Ein Schüler aus Italien hat einen 3D-Drucker auf Basis eines Arduino-Mikrocontrollers gebaut indem er drei alte Tintenstrahldrucker einen Scanner und Pappkisten upcycelt hat. Mit nur 10 Euro konnte er die neuen Bauteile für den Drucker kaufen.


Trotzdem funktioniere sein 3D-Drucker mit Bauteilen aus alten Tintenstrahldruckern & Scannern, so der italienische Schüler und drucke sogar mit einer Auflösung von 33 Mikrometern. Allerdings sei der Drucktisch, eine Pappe eines Amazon-Kartons, sehr wacklig. In einem Video zeigt er einen ersten Testdruck.

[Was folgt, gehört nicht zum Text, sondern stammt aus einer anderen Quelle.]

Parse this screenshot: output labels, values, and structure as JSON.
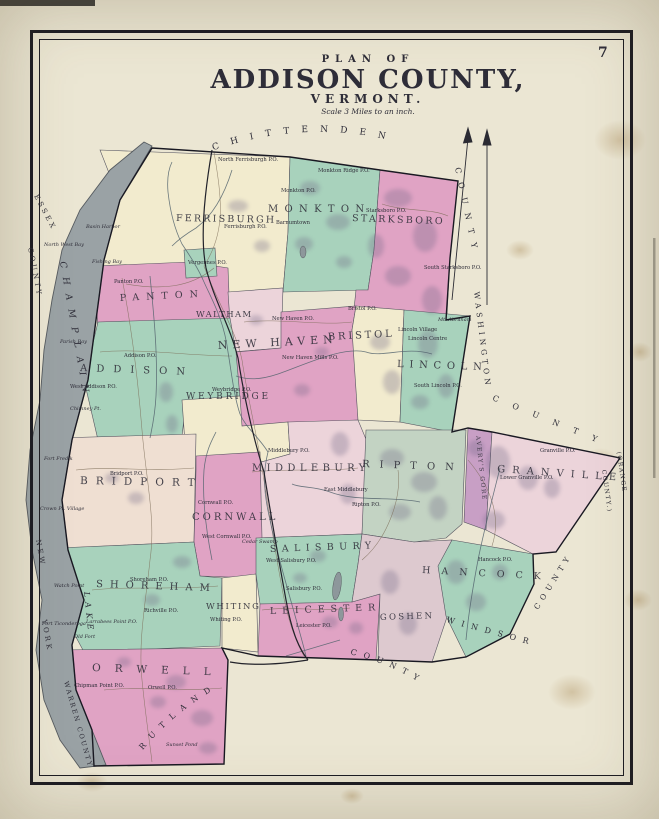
{
  "page": {
    "number": "7"
  },
  "title": {
    "kicker": "PLAN OF",
    "main": "ADDISON COUNTY,",
    "sub": "VERMONT.",
    "scale": "Scale 3 Miles to an inch."
  },
  "colors": {
    "pink": "#e0a3c4",
    "pale_pink": "#ecd4da",
    "blush": "#efdfd2",
    "green": "#a8d2bc",
    "pale_green": "#c3d3c3",
    "cream": "#f2ebce",
    "mauve": "#ddc9cf",
    "gore": "#c89fc5",
    "lake": "#9aa2a5",
    "margin": "#ebe6d3",
    "ink": "#1b1b22"
  },
  "towns": [
    {
      "name": "FERRISBURGH"
    },
    {
      "name": "MONKTON"
    },
    {
      "name": "STARKSBORO"
    },
    {
      "name": "PANTON"
    },
    {
      "name": "WALTHAM"
    },
    {
      "name": "NEW HAVEN"
    },
    {
      "name": "BRISTOL"
    },
    {
      "name": "LINCOLN"
    },
    {
      "name": "ADDISON"
    },
    {
      "name": "WEYBRIDGE"
    },
    {
      "name": "MIDDLEBURY"
    },
    {
      "name": "RIPTON"
    },
    {
      "name": "BRIDPORT"
    },
    {
      "name": "CORNWALL"
    },
    {
      "name": "SHOREHAM"
    },
    {
      "name": "WHITING"
    },
    {
      "name": "SALISBURY"
    },
    {
      "name": "LEICESTER"
    },
    {
      "name": "GOSHEN"
    },
    {
      "name": "HANCOCK"
    },
    {
      "name": "GRANVILLE"
    },
    {
      "name": "AVERY'S GORE"
    },
    {
      "name": "ORWELL"
    }
  ],
  "counties": [
    {
      "name": "CHITTENDEN"
    },
    {
      "name": "COUNTY"
    },
    {
      "name": "WASHINGTON"
    },
    {
      "name": "COUNTY"
    },
    {
      "name": "(ORANGE"
    },
    {
      "name": "COUNTY.)"
    },
    {
      "name": "WINDSOR"
    },
    {
      "name": "COUNTY"
    },
    {
      "name": "RUTLAND"
    },
    {
      "name": "COUNTY"
    },
    {
      "name": "WARREN COUNTY"
    },
    {
      "name": "ESSEX"
    },
    {
      "name": "COUNTY"
    },
    {
      "name": "NEW"
    },
    {
      "name": "YORK"
    }
  ],
  "water": [
    {
      "name": "LAKE"
    },
    {
      "name": "CHAMPLAIN"
    },
    {
      "name": "North West Bay"
    },
    {
      "name": "Basin Harbor"
    },
    {
      "name": "Fishing Bay"
    },
    {
      "name": "Parish Bay"
    },
    {
      "name": "Watch Point"
    },
    {
      "name": "Larrabees Point P.O."
    },
    {
      "name": "Fort Ticonderoga"
    },
    {
      "name": "Old Fort"
    },
    {
      "name": "Chimney Pt."
    },
    {
      "name": "Fort Fred'k"
    },
    {
      "name": "Crown Pt. Village"
    },
    {
      "name": "Cedar Swamp"
    },
    {
      "name": "Sunset Pond"
    },
    {
      "name": "Mt. Abraham"
    }
  ],
  "places": [
    {
      "name": "North Ferrisburgh P.O."
    },
    {
      "name": "Monkton Ridge P.O."
    },
    {
      "name": "Monkton P.O."
    },
    {
      "name": "Ferrisburgh P.O."
    },
    {
      "name": "Vergennes P.O."
    },
    {
      "name": "Panton P.O."
    },
    {
      "name": "Starksboro P.O."
    },
    {
      "name": "South Starksboro P.O."
    },
    {
      "name": "Addison P.O."
    },
    {
      "name": "West Addison P.O."
    },
    {
      "name": "New Haven P.O."
    },
    {
      "name": "New Haven Mills P.O."
    },
    {
      "name": "Bristol P.O."
    },
    {
      "name": "Lincoln Village"
    },
    {
      "name": "Lincoln Centre"
    },
    {
      "name": "South Lincoln P.O."
    },
    {
      "name": "Weybridge P.O."
    },
    {
      "name": "Middlebury P.O."
    },
    {
      "name": "East Middlebury"
    },
    {
      "name": "Ripton P.O."
    },
    {
      "name": "Bridport P.O."
    },
    {
      "name": "Cornwall P.O."
    },
    {
      "name": "West Cornwall P.O."
    },
    {
      "name": "West Salisbury P.O."
    },
    {
      "name": "Salisbury P.O."
    },
    {
      "name": "Whiting P.O."
    },
    {
      "name": "Leicester P.O."
    },
    {
      "name": "Shoreham P.O."
    },
    {
      "name": "Richville P.O."
    },
    {
      "name": "Orwell P.O."
    },
    {
      "name": "Chipman Point P.O."
    },
    {
      "name": "Hancock P.O."
    },
    {
      "name": "Lower Granville P.O."
    },
    {
      "name": "Granville P.O."
    },
    {
      "name": "Barnumtown"
    }
  ]
}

Auf den Preis von 10 Euro kommt Lizzit mit einem Hotend (4 Euro), Arduino nano (1,50 Euro), L298-Schrittmotor-Treiber (1,50 Euro), drei A498-Steppermotor-Treibern (3 Euro) und ein BDX5-Darlington-Transistor (unter 1 Euro). Alle anderen Teile wie Linearführungen & Motoren hat er aus alten Geräten ausgebaut wie etwa DC-Motoren mit Positionsgebern aus Tintenstrahldruckern. Im Vergleich zu Schrittmotoren verbrauchten sie weniger Strom und böten ergänzend Regelungsmöglichkeiten: Künftig solle der Drucker sich selbst beaufsichtigen und etwa mit Drehgebern verstopfte Extruder identifizieren & Gegenmaßnahmen einleiten. Die bis dato entstandene Firmware seines Drucker hat Lizzit auf Github zum Herunterladen zur Verfügung gestellt.


Selber bauen


Wer gleichermaßen einen 3D-Drucker aus Elektronikresten bauen möchte, sollte sich die Software Retr3D anschauen. Sie analysiert die vorhandenen Bauteile und berechnet daraus einen 3D-Drucker mit Verbindungsteilen die wiederum selbst gedruckt werden können.